TechRadar marked the 25th anniversary of the Ruby programming language by writing "there are still questions over whether it can survive another 25 years."The popularity of the Ruby language has been bolstered for many years by the success of the Ruby on Rails (RoR) web application framework which dominated the web scene, particularly among startups who wanted something that deal with much of the heavy lifting... But RoR, although popular, isn't the superstar that it was and It has faced fierce competition as issues such as scaling have become a greater concern for web companies. The JavaScript framework Node.js, for instance, has become popular as it requires less memory to deal with numerous connections because of its callback functions... To improve performance further Ruby is introducing JIT (Just-In-Time) technology, which is already used by JVM and other languages. "We've created a prototype of this JIT compiler so that this year, probably on Christmas Day, Ruby 2.6 will be released," Matz confirmed. You can try the initial implementation of the MJIT compiler in the 2.6 preview1... Probably the clearest overview explanation of how MJIT works is supplied by Shannon Skipper: "With MJIT, certain Ruby YARV instructions are converted to C code and put into a .c file, which is compiled by GCC or Clang into a .so dynamic library file. The RubyVM can then use that cached, precompiled native code from the dynamic library the next time the RubyVM sees that same YARV instruction.
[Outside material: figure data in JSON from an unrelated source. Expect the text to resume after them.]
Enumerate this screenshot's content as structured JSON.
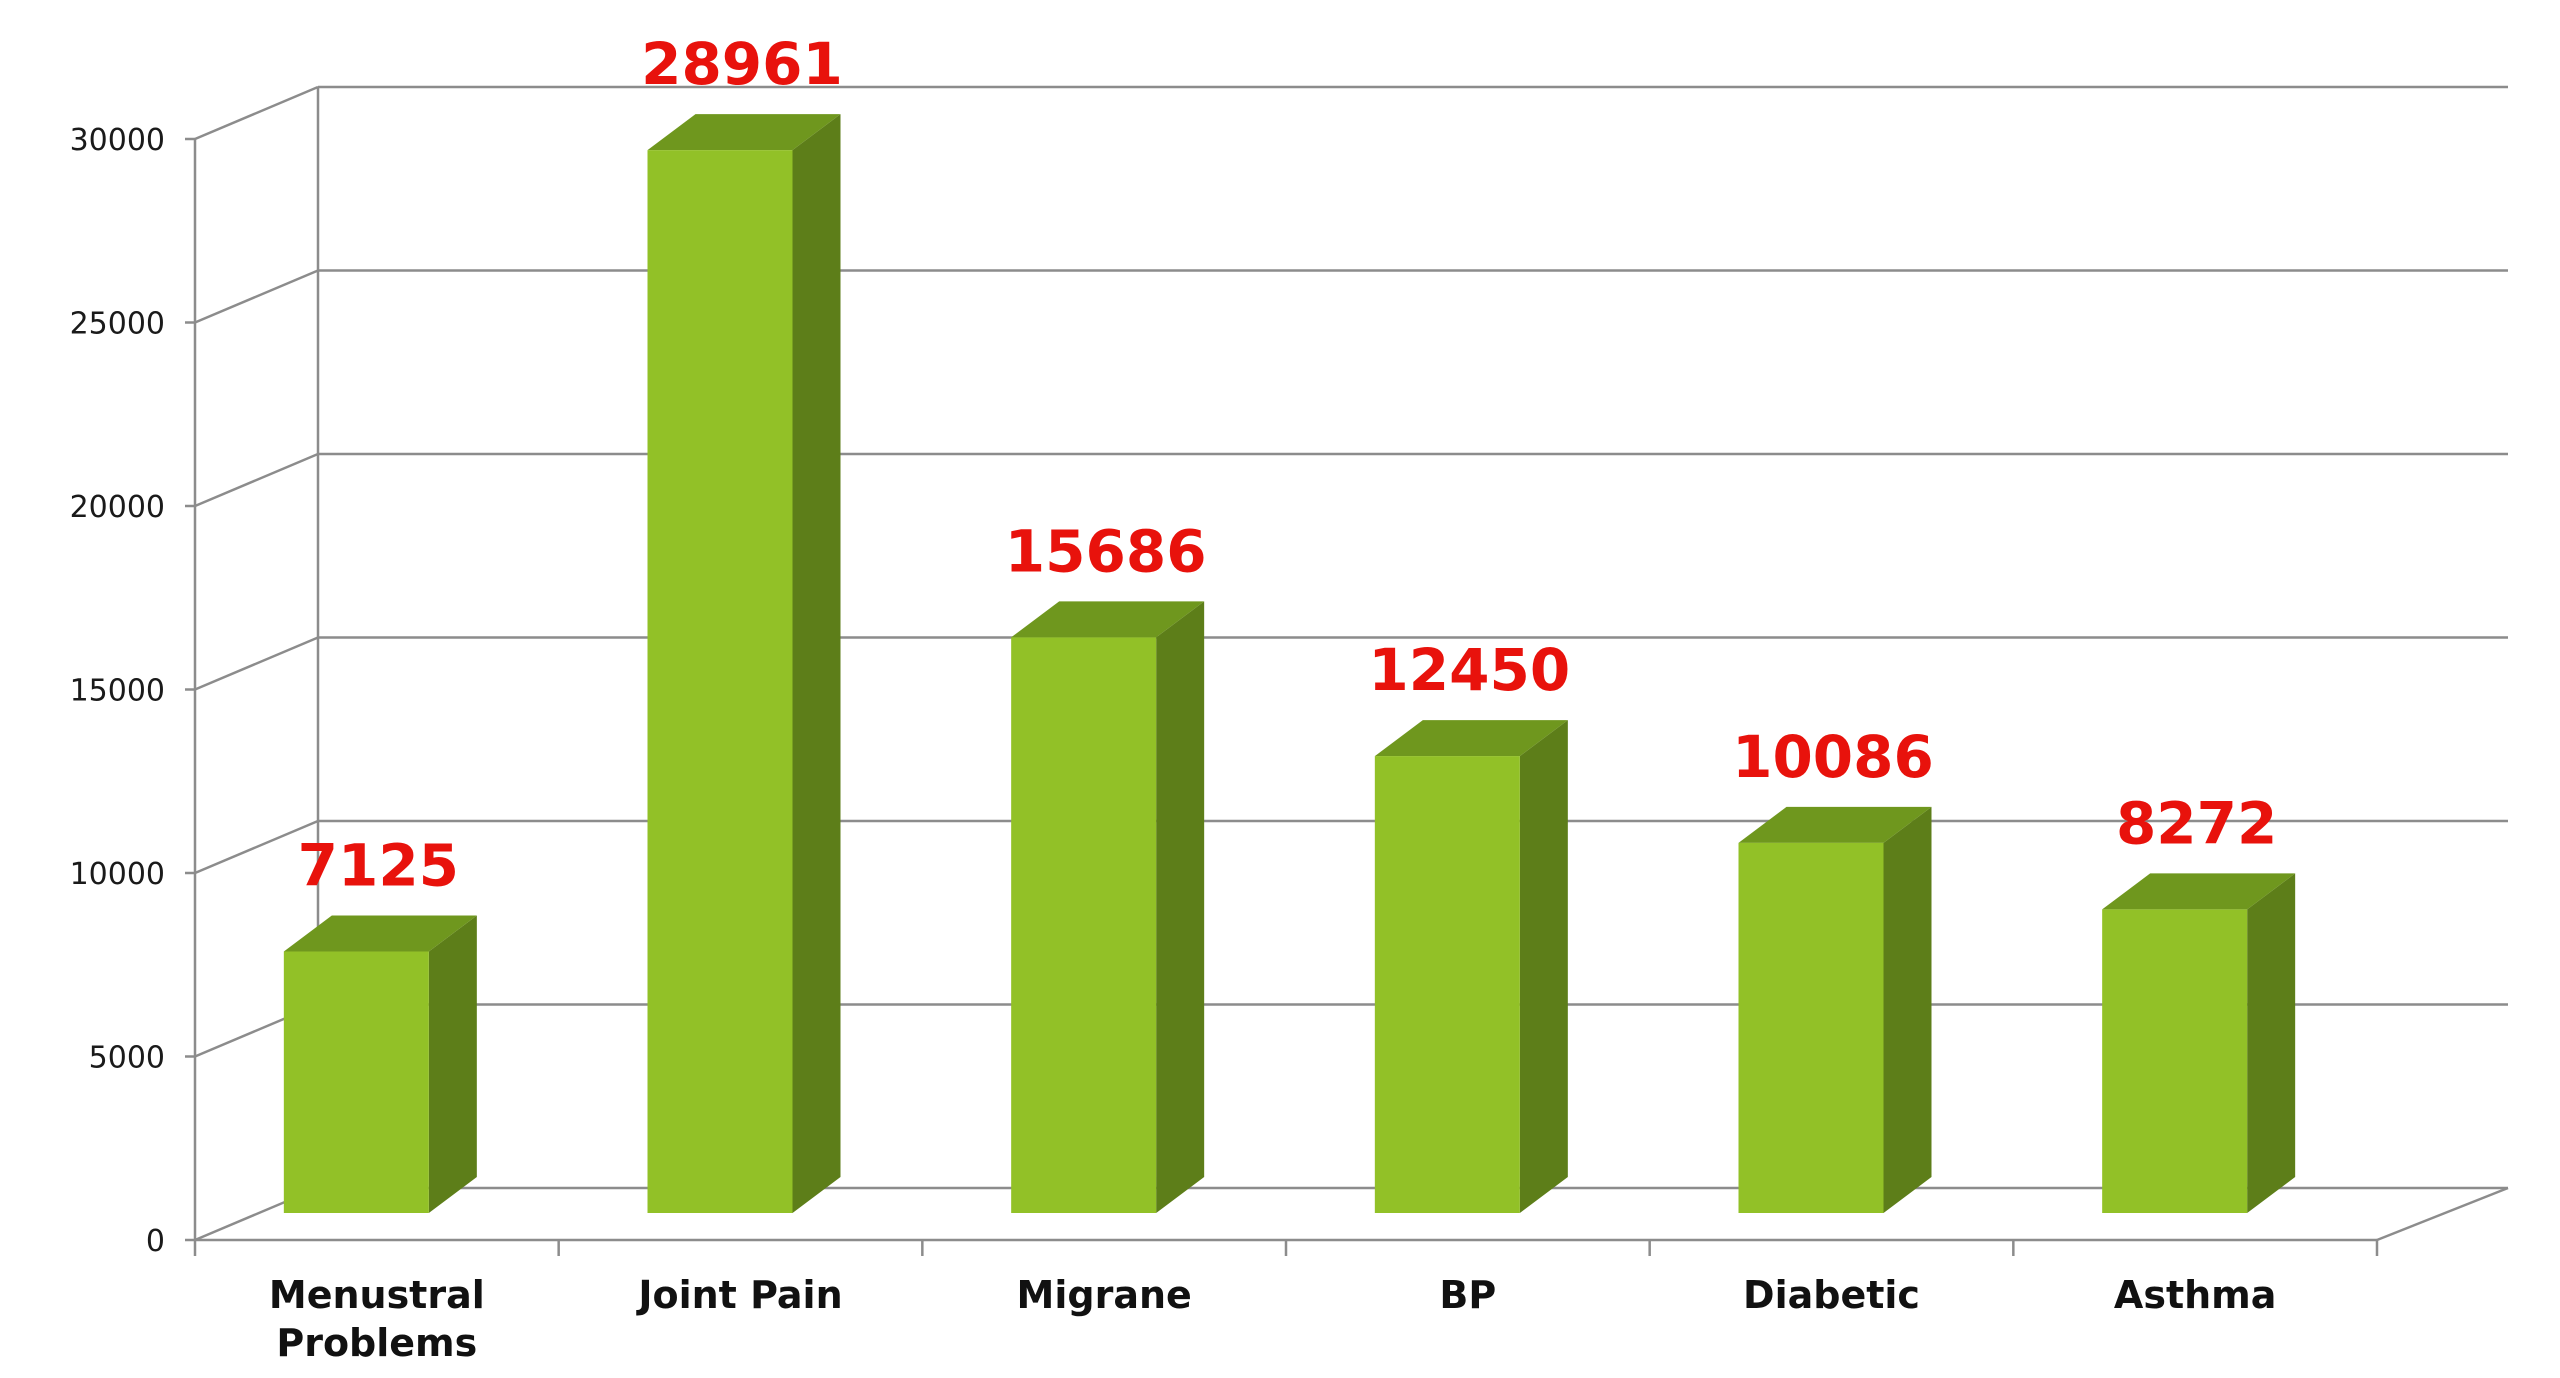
{
  "chart_data": {
    "type": "bar",
    "categories": [
      [
        "Menustral",
        "Problems"
      ],
      [
        "Joint Pain"
      ],
      [
        "Migrane"
      ],
      [
        "BP"
      ],
      [
        "Diabetic"
      ],
      [
        "Asthma"
      ]
    ],
    "values": [
      7125,
      28961,
      15686,
      12450,
      10086,
      8272
    ],
    "data_labels": [
      "7125",
      "28961",
      "15686",
      "12450",
      "10086",
      "8272"
    ],
    "yticks": [
      0,
      5000,
      10000,
      15000,
      20000,
      25000,
      30000
    ],
    "ytick_labels": [
      "0",
      "5000",
      "10000",
      "15000",
      "20000",
      "25000",
      "30000"
    ],
    "ylim": [
      0,
      30000
    ],
    "grid": true,
    "three_d": true,
    "legend": "none",
    "title": "",
    "xlabel": "",
    "ylabel": "",
    "colors": {
      "bar_front": "#92C127",
      "bar_top": "#6F971E",
      "bar_side": "#5D7E19",
      "data_label": "#E8120C",
      "grid": "#8C8C8C"
    }
  }
}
Ruby creator Yukihiro Matsumoto says Ruby 3.0 "has a goal of being three times faster than Ruby 2.0," and TechRadar reports that it's obvious that Matsumoto "will do anything he can to enable Ruby to survive and thrive..." And in addition, "he's thoroughly enjoying himself doing what he does... and his outlook is quite simple: Programming is fun, he's had fun for the last 25 years making Ruby, and at the age of 52 now, he hopes that he'll get to spend the next 25 years having as much fun working on the language he dreamt up and wrote down in -- a now lost -- notebook, at the age of 17." "We want Ruby to be the language that is around for a long time and people still use," Matsumoto tells another interviewer, "not the one people used to use."